Two stories today contending that something has gone wrong in all the attention to sex trafficking in the UK. I’d already been concerned that people were losing sight of the horrors of other sorts of trafficking. But I had pretty much uncritically accepted the high figures I read in the media about sex trafficking, and the reports of police crackdowns on it. Until I saw these (thanks, Sam!):
1. Inquiry fails to find single trafficker who forced anybody into prostitution.
2. Prostitution and Trafficking– The Anatomy of a Moral Panic.

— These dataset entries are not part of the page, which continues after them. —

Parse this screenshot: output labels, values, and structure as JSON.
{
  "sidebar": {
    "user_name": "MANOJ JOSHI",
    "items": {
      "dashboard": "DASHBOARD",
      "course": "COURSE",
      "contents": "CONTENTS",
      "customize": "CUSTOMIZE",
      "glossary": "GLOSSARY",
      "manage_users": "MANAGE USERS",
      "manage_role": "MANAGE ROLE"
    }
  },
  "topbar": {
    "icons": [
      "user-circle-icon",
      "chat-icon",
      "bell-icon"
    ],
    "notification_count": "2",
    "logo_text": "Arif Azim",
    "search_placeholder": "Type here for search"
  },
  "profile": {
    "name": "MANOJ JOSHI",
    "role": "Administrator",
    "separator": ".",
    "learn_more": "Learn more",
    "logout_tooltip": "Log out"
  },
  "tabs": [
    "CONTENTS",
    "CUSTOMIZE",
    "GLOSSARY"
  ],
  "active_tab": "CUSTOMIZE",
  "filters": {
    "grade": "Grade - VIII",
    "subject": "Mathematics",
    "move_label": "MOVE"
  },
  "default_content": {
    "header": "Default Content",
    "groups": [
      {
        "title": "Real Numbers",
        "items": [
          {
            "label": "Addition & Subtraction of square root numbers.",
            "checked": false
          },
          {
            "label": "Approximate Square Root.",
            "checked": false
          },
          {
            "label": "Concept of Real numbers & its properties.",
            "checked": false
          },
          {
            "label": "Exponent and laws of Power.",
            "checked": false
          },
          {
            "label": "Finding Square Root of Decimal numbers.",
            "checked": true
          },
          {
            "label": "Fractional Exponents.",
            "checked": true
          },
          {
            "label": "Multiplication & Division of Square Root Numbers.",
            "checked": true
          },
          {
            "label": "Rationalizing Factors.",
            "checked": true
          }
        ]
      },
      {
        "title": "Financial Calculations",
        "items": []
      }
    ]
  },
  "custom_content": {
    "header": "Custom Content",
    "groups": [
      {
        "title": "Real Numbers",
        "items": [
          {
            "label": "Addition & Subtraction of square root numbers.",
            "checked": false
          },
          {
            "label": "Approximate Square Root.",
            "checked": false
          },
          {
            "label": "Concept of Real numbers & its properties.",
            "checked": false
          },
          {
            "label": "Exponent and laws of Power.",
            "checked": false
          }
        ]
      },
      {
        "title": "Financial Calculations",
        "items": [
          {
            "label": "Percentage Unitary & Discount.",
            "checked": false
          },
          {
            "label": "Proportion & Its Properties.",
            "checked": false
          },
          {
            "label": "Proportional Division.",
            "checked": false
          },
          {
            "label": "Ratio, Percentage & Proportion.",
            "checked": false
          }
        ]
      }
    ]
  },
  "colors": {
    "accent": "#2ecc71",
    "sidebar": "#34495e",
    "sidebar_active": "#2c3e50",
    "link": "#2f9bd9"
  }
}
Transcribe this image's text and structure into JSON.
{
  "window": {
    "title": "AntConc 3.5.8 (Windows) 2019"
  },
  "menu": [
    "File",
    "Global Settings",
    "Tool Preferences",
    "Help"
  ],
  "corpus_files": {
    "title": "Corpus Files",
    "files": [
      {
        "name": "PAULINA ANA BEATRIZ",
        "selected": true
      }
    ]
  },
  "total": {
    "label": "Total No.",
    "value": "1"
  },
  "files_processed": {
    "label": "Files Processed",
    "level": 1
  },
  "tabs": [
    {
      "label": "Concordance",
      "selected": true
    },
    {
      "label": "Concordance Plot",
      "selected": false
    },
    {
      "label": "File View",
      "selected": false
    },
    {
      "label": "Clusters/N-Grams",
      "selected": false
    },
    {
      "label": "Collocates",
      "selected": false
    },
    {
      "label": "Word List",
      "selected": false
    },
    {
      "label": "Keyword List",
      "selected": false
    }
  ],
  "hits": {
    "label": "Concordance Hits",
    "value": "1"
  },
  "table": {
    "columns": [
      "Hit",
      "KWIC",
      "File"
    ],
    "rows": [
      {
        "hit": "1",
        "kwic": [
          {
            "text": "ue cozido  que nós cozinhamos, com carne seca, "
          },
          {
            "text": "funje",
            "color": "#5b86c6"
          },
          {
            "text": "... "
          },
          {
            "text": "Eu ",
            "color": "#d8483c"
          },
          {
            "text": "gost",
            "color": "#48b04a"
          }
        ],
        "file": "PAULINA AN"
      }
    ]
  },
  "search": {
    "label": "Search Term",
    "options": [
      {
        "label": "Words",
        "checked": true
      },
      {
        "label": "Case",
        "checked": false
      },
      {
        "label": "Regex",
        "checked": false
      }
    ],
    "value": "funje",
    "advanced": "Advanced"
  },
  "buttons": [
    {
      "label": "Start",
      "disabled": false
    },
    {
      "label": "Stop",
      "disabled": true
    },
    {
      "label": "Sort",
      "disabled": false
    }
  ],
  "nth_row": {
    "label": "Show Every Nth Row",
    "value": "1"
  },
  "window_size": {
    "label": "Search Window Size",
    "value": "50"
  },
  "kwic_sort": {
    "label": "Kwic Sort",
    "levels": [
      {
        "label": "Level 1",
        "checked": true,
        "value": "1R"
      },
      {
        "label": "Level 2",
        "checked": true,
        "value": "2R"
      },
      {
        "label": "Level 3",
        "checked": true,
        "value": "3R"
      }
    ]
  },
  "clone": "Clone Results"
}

Neither of these stories should be taken to suggest that there is no sex trafficking, or that sex trafficking doesn’t matter. But facts matter, and being right about the facts matters. These stories show that some of the things I took to be facts were not. The second story also draws attention to the views of prostitutes themselves, who have been vocal (though generally unheard) opponents of proposed laws penalising “men who pay for sex with women who are “controlled for gain” even if the men do so in genuine ignorance.
Repeatedly, prostitutes’ groups have argued that the proposal is as wrong as the trafficking estimates on which it is based, and that it will aggravate every form of jeopardy which they face in their work, whether by encouraging them to work alone in an attempt to show that they are free of control or by pressurising them to have sex without condoms to hold on to worried customers.”